Understanding how astronaut brains cope is an important part of human spaceflight research. The sensations of floating for months on end is something our brains never had to deal with until last century and seeing how they adapt offers interesting clues to their workings.
Virtual reality headsets offer a way to present specific scenarios for testing to understand how an astronaut brain adapts to its new environment – so France’s CNES space agency has sent one to the International Space Station.
ESA astronaut Thomas Pesquet was the first to use the new-generation virtual reality gear, for the Grasp first experiment. Grasp saw Thomas reaching for virtual objects so researchers can understand how important gravity is compared to the other senses.
The focus is on how a brain combines the perception of its body with visual information to coordinate hand movement. Researchers suspect that, on Earth, the brain uses the sensations caused by gravity as a reference. When reaching for an object, for example, the brain will calculate how far your hand is by using visual clues as well as how much your shoulder muscles need to counteract the downward force of gravity and keep your arm straight.

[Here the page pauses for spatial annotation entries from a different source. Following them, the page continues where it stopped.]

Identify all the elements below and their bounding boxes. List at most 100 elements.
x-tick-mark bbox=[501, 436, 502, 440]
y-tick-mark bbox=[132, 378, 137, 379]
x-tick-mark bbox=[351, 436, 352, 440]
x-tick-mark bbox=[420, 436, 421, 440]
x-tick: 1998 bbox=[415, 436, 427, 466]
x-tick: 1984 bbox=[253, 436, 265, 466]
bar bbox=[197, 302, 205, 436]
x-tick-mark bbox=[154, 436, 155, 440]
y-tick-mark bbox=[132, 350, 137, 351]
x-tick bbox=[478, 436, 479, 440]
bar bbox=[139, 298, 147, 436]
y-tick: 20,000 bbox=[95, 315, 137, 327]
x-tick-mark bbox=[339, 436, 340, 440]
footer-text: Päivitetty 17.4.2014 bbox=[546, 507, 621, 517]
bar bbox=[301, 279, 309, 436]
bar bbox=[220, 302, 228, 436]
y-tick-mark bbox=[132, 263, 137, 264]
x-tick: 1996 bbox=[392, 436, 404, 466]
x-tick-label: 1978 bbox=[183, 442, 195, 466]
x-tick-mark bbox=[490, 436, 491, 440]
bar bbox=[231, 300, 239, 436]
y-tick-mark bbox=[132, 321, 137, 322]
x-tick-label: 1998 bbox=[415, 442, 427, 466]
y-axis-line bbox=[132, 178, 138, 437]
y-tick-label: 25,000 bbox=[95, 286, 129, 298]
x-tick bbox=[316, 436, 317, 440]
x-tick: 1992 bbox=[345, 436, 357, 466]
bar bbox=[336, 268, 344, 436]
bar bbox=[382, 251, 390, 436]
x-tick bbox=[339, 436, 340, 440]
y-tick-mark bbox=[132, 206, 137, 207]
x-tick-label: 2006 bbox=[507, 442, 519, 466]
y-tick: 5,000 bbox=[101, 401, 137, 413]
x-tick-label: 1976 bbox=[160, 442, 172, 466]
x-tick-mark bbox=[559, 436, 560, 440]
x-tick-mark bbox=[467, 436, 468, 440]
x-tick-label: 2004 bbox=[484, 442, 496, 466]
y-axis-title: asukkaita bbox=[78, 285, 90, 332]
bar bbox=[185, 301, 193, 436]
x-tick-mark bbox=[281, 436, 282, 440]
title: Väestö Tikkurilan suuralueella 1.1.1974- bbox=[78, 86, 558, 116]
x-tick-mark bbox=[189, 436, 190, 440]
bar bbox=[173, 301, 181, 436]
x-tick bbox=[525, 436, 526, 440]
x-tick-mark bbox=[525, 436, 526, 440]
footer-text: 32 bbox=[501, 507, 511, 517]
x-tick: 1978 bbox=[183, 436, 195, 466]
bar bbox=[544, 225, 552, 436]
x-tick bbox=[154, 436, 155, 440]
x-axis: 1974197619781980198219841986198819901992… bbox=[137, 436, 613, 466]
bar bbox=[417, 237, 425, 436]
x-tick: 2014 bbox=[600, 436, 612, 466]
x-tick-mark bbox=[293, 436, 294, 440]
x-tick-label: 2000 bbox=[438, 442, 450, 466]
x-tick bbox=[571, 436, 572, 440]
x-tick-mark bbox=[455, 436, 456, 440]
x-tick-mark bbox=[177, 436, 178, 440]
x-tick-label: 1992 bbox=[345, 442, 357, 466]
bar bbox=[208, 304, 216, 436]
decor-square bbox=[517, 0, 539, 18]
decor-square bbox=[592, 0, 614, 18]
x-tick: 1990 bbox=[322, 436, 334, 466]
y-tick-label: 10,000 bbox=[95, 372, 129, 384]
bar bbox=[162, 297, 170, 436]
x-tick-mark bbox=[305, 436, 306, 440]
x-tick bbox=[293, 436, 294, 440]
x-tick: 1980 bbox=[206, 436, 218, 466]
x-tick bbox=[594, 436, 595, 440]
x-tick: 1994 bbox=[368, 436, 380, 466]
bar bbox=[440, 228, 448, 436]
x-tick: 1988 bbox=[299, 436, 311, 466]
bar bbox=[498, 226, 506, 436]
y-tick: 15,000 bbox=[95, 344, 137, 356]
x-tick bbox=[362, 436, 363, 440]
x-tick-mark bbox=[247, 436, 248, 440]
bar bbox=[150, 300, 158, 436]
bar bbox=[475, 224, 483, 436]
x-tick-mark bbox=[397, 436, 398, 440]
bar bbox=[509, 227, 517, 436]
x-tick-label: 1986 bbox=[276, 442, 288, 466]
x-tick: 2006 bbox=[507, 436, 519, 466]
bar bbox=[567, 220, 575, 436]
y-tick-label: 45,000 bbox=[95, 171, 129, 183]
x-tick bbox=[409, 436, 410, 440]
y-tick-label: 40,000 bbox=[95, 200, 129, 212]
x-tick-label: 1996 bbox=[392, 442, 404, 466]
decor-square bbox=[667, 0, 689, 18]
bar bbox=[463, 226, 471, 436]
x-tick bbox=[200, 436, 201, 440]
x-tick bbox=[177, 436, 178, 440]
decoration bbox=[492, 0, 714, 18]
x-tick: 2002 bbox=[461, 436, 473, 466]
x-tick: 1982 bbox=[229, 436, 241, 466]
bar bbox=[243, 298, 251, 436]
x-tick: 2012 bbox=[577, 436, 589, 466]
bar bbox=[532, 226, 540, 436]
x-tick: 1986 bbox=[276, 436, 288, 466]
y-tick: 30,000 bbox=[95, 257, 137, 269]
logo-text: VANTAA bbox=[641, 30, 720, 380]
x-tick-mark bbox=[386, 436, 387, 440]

Running tasks in space on a Perspectives headset allows researchers to fine-tune the parameters and eliminate other factors that would influence the results. Grasp saw astronauts repeat three tasks using a remote and their hands to compare results in a simplified world without distraction.
To stop the astronauts from floating away and bumping into things, they are strapped down. This picture shows the straps extending behind the operator while he holds the trackball in his right hand. Thomas set the equipment up on the International Space Station but he was not a test subject – up to 10 other astronauts are part of the study.
The research will help us understand the workings of the vestibular system that helps us keep our balance, and how it connects to the other sensory organs. In other words, Grasp is researching the physiology behind eye–hand coordination as well as shedding light on how to treat patients showing a loss of vestibular function on Earth.
For astronauts, the research will be useful during spacewalks where coordination in weightlessness with few visual clues is of utmost importance.